Это я так думаю. Я же пока не сижу за этим костром. И маме мне сказать нечего. Я за папой со свечой не ходил. А вот как мама шарила по его карманам, искала верные улики папиной неверности, это да — это я видел! И досадно же мне было, что до глубокой старости она докучает отцу глупой ревностью. А вот дочери мои думают по-другому. — Ну, наш дедушка еще тот ходок был! — хором утверждают они. И намекают, что в нашем роду это фамильное… Вот уж про кого, про кого, а про себя ничего такого сказать не могу. — Хороший ты человек, — говорила одна моя приятельница. — Но не бабник!.. Не бабник!.. Мне даже как-то неловко было — ведь она это не в похвалу мне. Только вот жена Кира иногда смотрит на меня подозрительно и бурчит: — У, котяра!

Что она имеет в виду?

Няня Маня

Мне кажется, там, на другом берегу, нет времени. Там всегда вчера-сегодня-завтра. И мама моя блуждает среди застывших секунд, которые давным-давно ушли из нашего мира. И когда она касается какой-нибудь из них, та откликается призрачным звуком. И долгое эхо сожаление и печали растекается по звездному небу. И в свете бестелесного костра является девочка в шерстяной шали и больших резиновых сапогах. А рядом корова, механически пережевывающая какие-то свои воспоминания.

— Манечка, это ты? — робко спрашивает мама…
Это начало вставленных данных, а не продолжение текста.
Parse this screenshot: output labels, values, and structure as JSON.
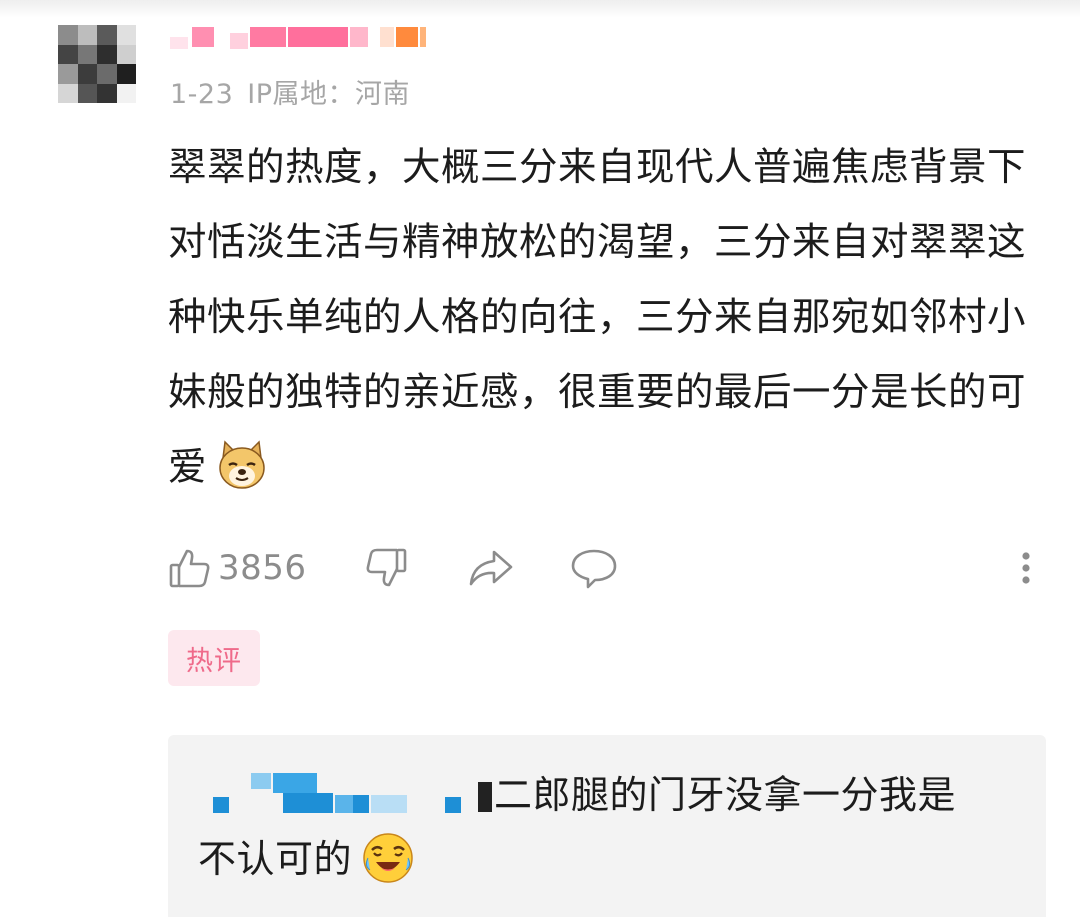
{
  "comment": {
    "date": "1-23",
    "ip_location": "IP属地：河南",
    "text": "翠翠的热度，大概三分来自现代人普遍焦虑背景下对恬淡生活与精神放松的渴望，三分来自对翠翠这种快乐单纯的人格的向往，三分来自那宛如邻村小妹般的独特的亲近感，很重要的最后一分是长的可爱",
    "end_emoji": "doge-emoji",
    "like_count": "3856",
    "tag": "热评"
  },
  "reply": {
    "text_line1": "二郎腿的门牙没拿一分我是",
    "text_line2": "不认可的",
    "end_emoji": "laugh-tears-emoji"
  },
  "colors": {
    "meta_gray": "#a6a6a6",
    "icon_gray": "#8c8c8c",
    "tag_bg": "#fde8ee",
    "tag_text": "#ef6a8a",
    "reply_bg": "#f3f3f3"
  }
}
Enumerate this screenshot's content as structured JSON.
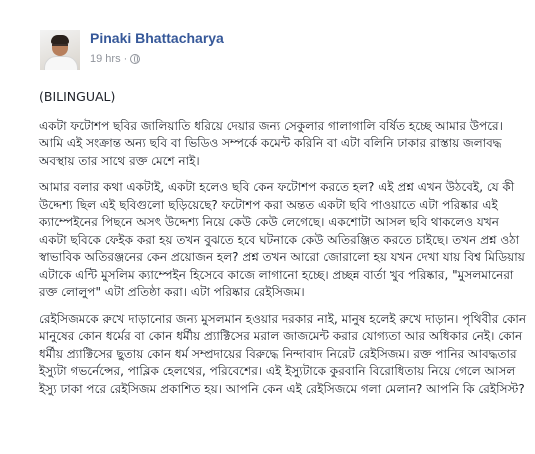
{
  "post": {
    "author": "Pinaki Bhattacharya",
    "time": "19 hrs",
    "separator": "·",
    "privacy_icon": "globe-icon",
    "paragraphs": [
      "(BILINGUAL)",
      "একটা ফটোশপ ছবির জালিয়াতি ধরিয়ে দেয়ার জন্য সেকুলার গালাগালি বর্ষিত হচ্ছে আমার উপরে। আমি এই সংক্রান্ত অন্য ছবি বা ভিডিও সম্পর্কে কমেন্ট করিনি বা এটা বলিনি ঢাকার রাস্তায় জলাবদ্ধ অবস্থায় তার সাথে রক্ত মেশে নাই।",
      "আমার বলার কথা একটাই, একটা হলেও ছবি কেন ফটোশপ করতে হল? এই প্রশ্ন এখন উঠবেই, যে কী উদ্দেশ্য ছিল এই ছবিগুলো ছড়িয়েছে? ফটোশপ করা অন্তত একটা ছবি পাওয়াতে এটা পরিষ্কার এই ক্যাম্পেইনের পিছনে অসৎ উদ্দেশ্য নিয়ে কেউ কেউ লেগেছে। একশোটা আসল ছবি থাকলেও যখন একটা ছবিকে ফেইক করা হয় তখন বুঝতে হবে ঘটনাকে কেউ অতিরঞ্জিত করতে চাইছে। তখন প্রশ্ন ওঠা স্বাভাবিক অতিরঞ্জনের কেন প্রয়োজন হল? প্রশ্ন তখন আরো জোরালো হয় যখন দেখা যায় বিশ্ব মিডিয়ায় এটাকে এন্টি মুসলিম ক্যাম্পেইন হিসেবে কাজে লাগানো হচ্ছে। প্রচ্ছন্ন বার্তা খুব পরিষ্কার, \"মুসলমানেরা রক্ত লোলুপ\" এটা প্রতিষ্ঠা করা। এটা পরিষ্কার রেইসিজম।",
      "রেইসিজমকে রুখে দাড়ানোর জন্য মুসলমান হওয়ার দরকার নাই, মানুষ হলেই রুখে দাড়ান। পৃথিবীর কোন মানুষের কোন ধর্মের বা কোন ধর্মীয় প্র্যাক্টিসের মরাল জাজমেন্ট করার যোগ্যতা আর অধিকার নেই। কোন ধর্মীয় প্র্যাক্টিসের ছুতায় কোন ধর্ম সম্প্রদায়ের বিরুদ্ধে নিন্দাবাদ নিরেট রেইসিজম। রক্ত পানির আবদ্ধতার ইস্যুটা গভর্নেন্সের, পাব্লিক হেলথের, পরিবেশের। এই ইস্যুটাকে কুরবানি বিরোধিতায় নিয়ে গেলে আসল ইস্যু ঢাকা পরে রেইসিজম প্রকাশিত হয়। আপনি কেন এই রেইসিজমে গলা মেলান? আপনি কি রেইসিস্ট?"
    ]
  }
}
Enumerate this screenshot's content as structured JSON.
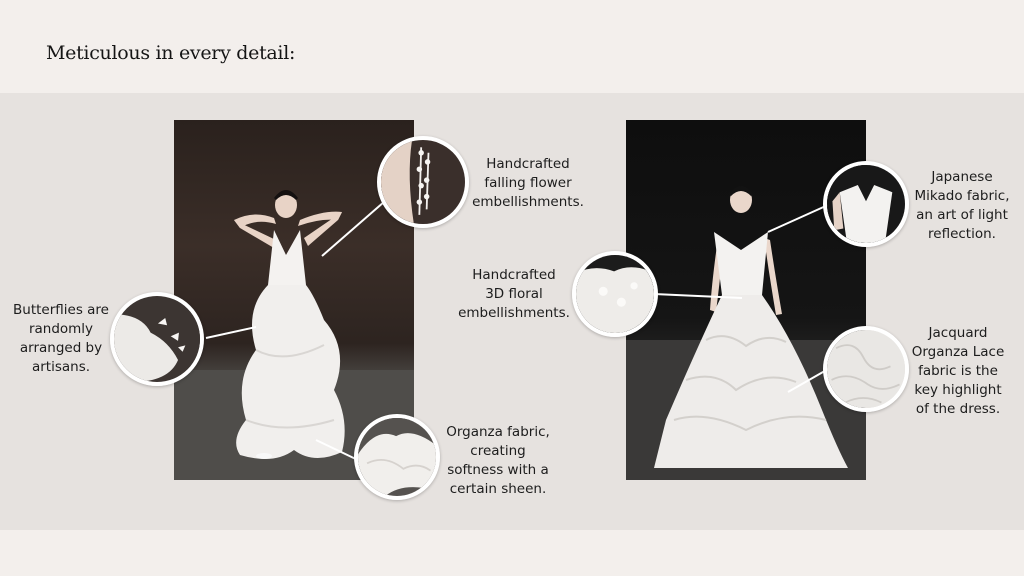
{
  "page": {
    "title": "Meticulous in every detail:"
  },
  "captions": {
    "falling_flower": "Handcrafted\nfalling flower\nembellishments.",
    "butterflies": "Butterflies are\nrandomly\narranged by\nartisans.",
    "organza": "Organza fabric,\ncreating\nsoftness with a\ncertain sheen.",
    "floral_3d": "Handcrafted\n3D floral\nembellishments.",
    "mikado": "Japanese\nMikado fabric,\nan art of light\nreflection.",
    "jacquard": "Jacquard\nOrganza Lace\nfabric is the\nkey highlight\nof the dress."
  },
  "colors": {
    "page_background": "#f3efec",
    "band_background": "#e6e2df",
    "text": "#1d1d1d"
  }
}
Она появилась в нашем дворе за пару лет до войны. — Дора, вам, кажется, нужна домработница?.. Соседка, тетя Рая, тащила за руку шмыгающую носом девчонку. Девчонка не упиралась, просто большие резиновые боты не поспевали за ней. — Вей так! — всплеснула руками мама. — Откуда такое горе?.. — Мы рязанские! — призналась девчонка. — Манькой меня кличут! — Маней? — переспросила мама. — Не… е… Маня — то наша корова. А я Манька… — Манька так Манька… — согласилась мама. — А что же ты Манька умеешь?.. — У-у! — загудела девчонка. — Всяко дело я могу! Ребятенка обихаживать… за коровой ходить… картоху чистить… или в кожуре варить… воду из колодца таскать… — Не морочь голову! — не поверила мама. — Ведра-то выше тебя ростом! Руки вывернешь, пока подымешь.

— Ну да!

Манька ловко подхватила два больших ведра и зашлепала ботами со двора. — Да у нее, небось, и паспорта нет? — засомневалась мама. — Какие в колхозе паспорта! — успокоила тетя Рая. — Поставишь участковому беленькую, он ей метрику выпишет…

А Манька тем временем уже протискивалась в калитку. Ведра пригибали ее к земле и тянули то в одну, то в другую сторону. Вода плескалась в ботах. Но ведра были поставлены к маминым ногам. — Шустрая я! — сама себя похвалила девчонка.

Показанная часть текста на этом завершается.